Additionally, Shakespeare’s fools amuse with their convoluted logic and witty plays on words. In As You Like It, Touchstone, although he delights with his wit, serves a somewhat different purpose. A “touchstone” was a stone that was used to determine if metals were precious. Rubbed against a touchstone, gold and silver would leave a distinguishable mark. ”Touchstone” has come to signify anything that tests and reveals virtue or worth. This is the purpose Touchstone serves in the play. When he is in the company of other characters, he brings out their true virtue.

For example, when he debates Corin, the audience sees the true value of Corin’s simple philosophy in contrast to Touchstone’s argument for argument’s sake, and Corin’s pastoral life seems to have real substance—it is not a life based solely on witticisms and conventional language.
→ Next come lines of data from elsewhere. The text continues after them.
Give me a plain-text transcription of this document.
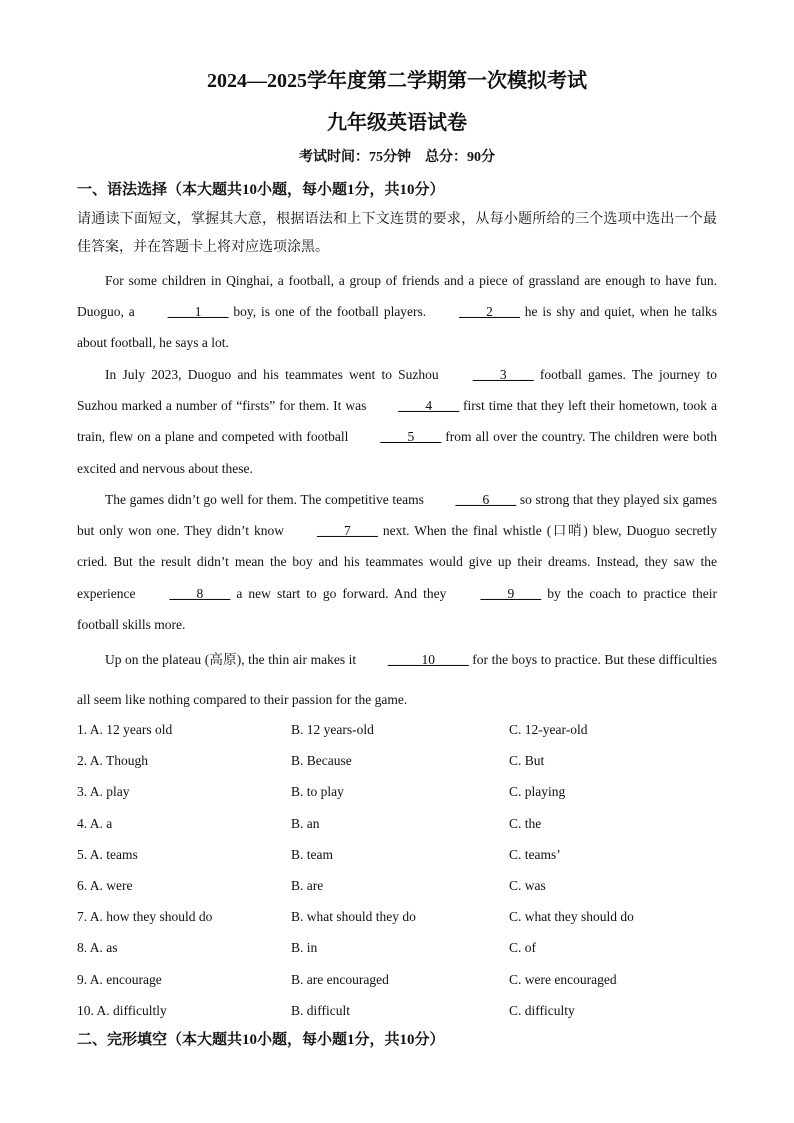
2024—2025学年度第二学期第一次模拟考试
九年级英语试卷
考试时间：75分钟　总分：90分
一、语法选择（本大题共10小题，每小题1分，共10分）
请通读下面短文，掌握其大意，根据语法和上下文连贯的要求，从每小题所给的三个选项中选出一个最佳答案，并在答题卡上将对应选项涂黑。
For some children in Qinghai, a football, a group of friends and a piece of grassland are enough to have fun. Duoguo, a ____1____ boy, is one of the football players. ____2____ he is shy and quiet, when he talks about football, he says a lot.
In July 2023, Duoguo and his teammates went to Suzhou ____3____ football games. The journey to Suzhou marked a number of “firsts” for them. It was ____4____ first time that they left their hometown, took a train, flew on a plane and competed with football ____5____ from all over the country. The children were both excited and nervous about these.
The games didn’t go well for them. The competitive teams ____6____ so strong that they played six games but only won one. They didn’t know ____7____ next. When the final whistle (口哨) blew, Duoguo secretly cried. But the result didn’t mean the boy and his teammates would give up their dreams. Instead, they saw the experience ____8____ a new start to go forward. And they ____9____ by the coach to practice their football skills more.
Up on the plateau (高原), the thin air makes it _____10_____ for the boys to practice. But these difficulties all seem like nothing compared to their passion for the game.
1. A. 12 years old	B. 12 years-old	C. 12-year-old
2. A. Though	B. Because	C. But
3. A. play	B. to play	C. playing
4. A. a	B. an	C. the
5. A. teams	B. team	C. teams’
6. A. were	B. are	C. was
7. A. how they should do	B. what should they do	C. what they should do
8. A. as	B. in	C. of
9. A. encourage	B. are encouraged	C. were encouraged
10. A. difficultly	B. difficult	C. difficulty
二、完形填空（本大题共10小题，每小题1分，共10分）
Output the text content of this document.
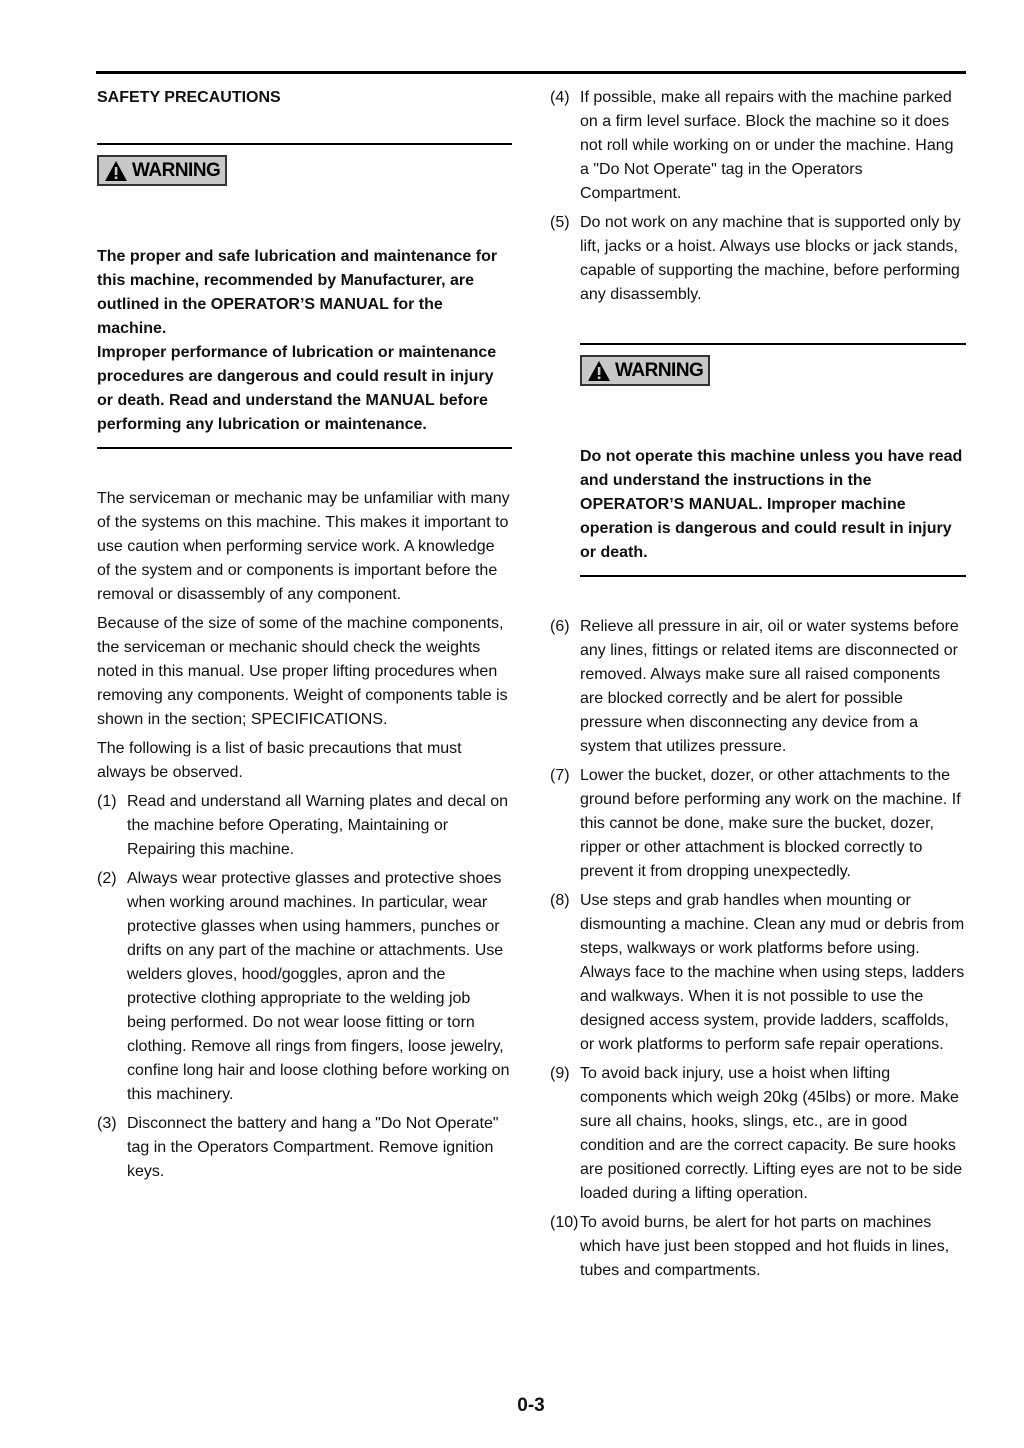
SAFETY PRECAUTIONS
WARNING

The proper and safe lubrication and maintenance for this machine, recommended by Manufacturer, are outlined in the OPERATOR’S MANUAL for the machine.

Improper performance of lubrication or maintenance procedures are dangerous and could result in injury or death. Read and understand the MANUAL before performing any lubrication or maintenance.

The serviceman or mechanic may be unfamiliar with many of the systems on this machine. This makes it important to use caution when performing service work. A knowledge of the system and or components is important before the removal or disassembly of any component.

Because of the size of some of the machine components, the serviceman or mechanic should check the weights noted in this manual. Use proper lifting procedures when removing any components. Weight of components table is shown in the section; SPECIFICATIONS.

The following is a list of basic precautions that must always be observed.

(1) Read and understand all Warning plates and decal on the machine before Operating, Maintaining or Repairing this machine.
(2) Always wear protective glasses and protective shoes when working around machines. In particular, wear protective glasses when using hammers, punches or drifts on any part of the machine or attachments. Use welders gloves, hood/goggles, apron and the protective clothing appropriate to the welding job being performed. Do not wear loose fitting or torn clothing. Remove all rings from fingers, loose jewelry, confine long hair and loose clothing before working on this machinery.
(3) Disconnect the battery and hang a "Do Not Operate" tag in the Operators Compartment. Remove ignition keys.
(4) If possible, make all repairs with the machine parked on a firm level surface. Block the machine so it does not roll while working on or under the machine. Hang a "Do Not Operate" tag in the Operators Compartment.
(5) Do not work on any machine that is supported only by lift, jacks or a hoist. Always use blocks or jack stands, capable of supporting the machine, before performing any disassembly.
WARNING

Do not operate this machine unless you have read and understand the instructions in the OPERATOR’S MANUAL. Improper machine operation is dangerous and could result in injury or death.

(6) Relieve all pressure in air, oil or water systems before any lines, fittings or related items are disconnected or removed. Always make sure all raised components are blocked correctly and be alert for possible pressure when disconnecting any device from a system that utilizes pressure.
(7) Lower the bucket, dozer, or other attachments to the ground before performing any work on the machine. If this cannot be done, make sure the bucket, dozer, ripper or other attachment is blocked correctly to prevent it from dropping unexpectedly.
(8) Use steps and grab handles when mounting or dismounting a machine. Clean any mud or debris from steps, walkways or work platforms before using. Always face to the machine when using steps, ladders and walkways. When it is not possible to use the designed access system, provide ladders, scaffolds, or work platforms to perform safe repair operations.
(9) To avoid back injury, use a hoist when lifting components which weigh 20kg (45lbs) or more. Make sure all chains, hooks, slings, etc., are in good condition and are the correct capacity. Be sure hooks are positioned correctly. Lifting eyes are not to be side loaded during a lifting operation.
(10) To avoid burns, be alert for hot parts on machines which have just been stopped and hot fluids in lines, tubes and compartments.
0-3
In another example, Touchstone discusses with Jaques the “lie circumstantial,” one step in an elaborate form of argumentation that replaces genuine passion with social convention. The fact that Jaques participates in this discussion at all reveals that he values that social convention beyond the simple life he is trying to imitate.

Jaques, who is greatly amused by Touchstone, reports that the clown has produced a timepiece from his pocket during their encounter in the forest. Touchstone has brought the “dial” with him from Duke Frederick’s court where the timepiece was perhaps essential. In the timelessness of the Forest of Arden, the appearance of the watch draws attention to the conflicting values the two different realms place on the experience of time, and the timepiece is as out of place in the forest as Touchstone himself.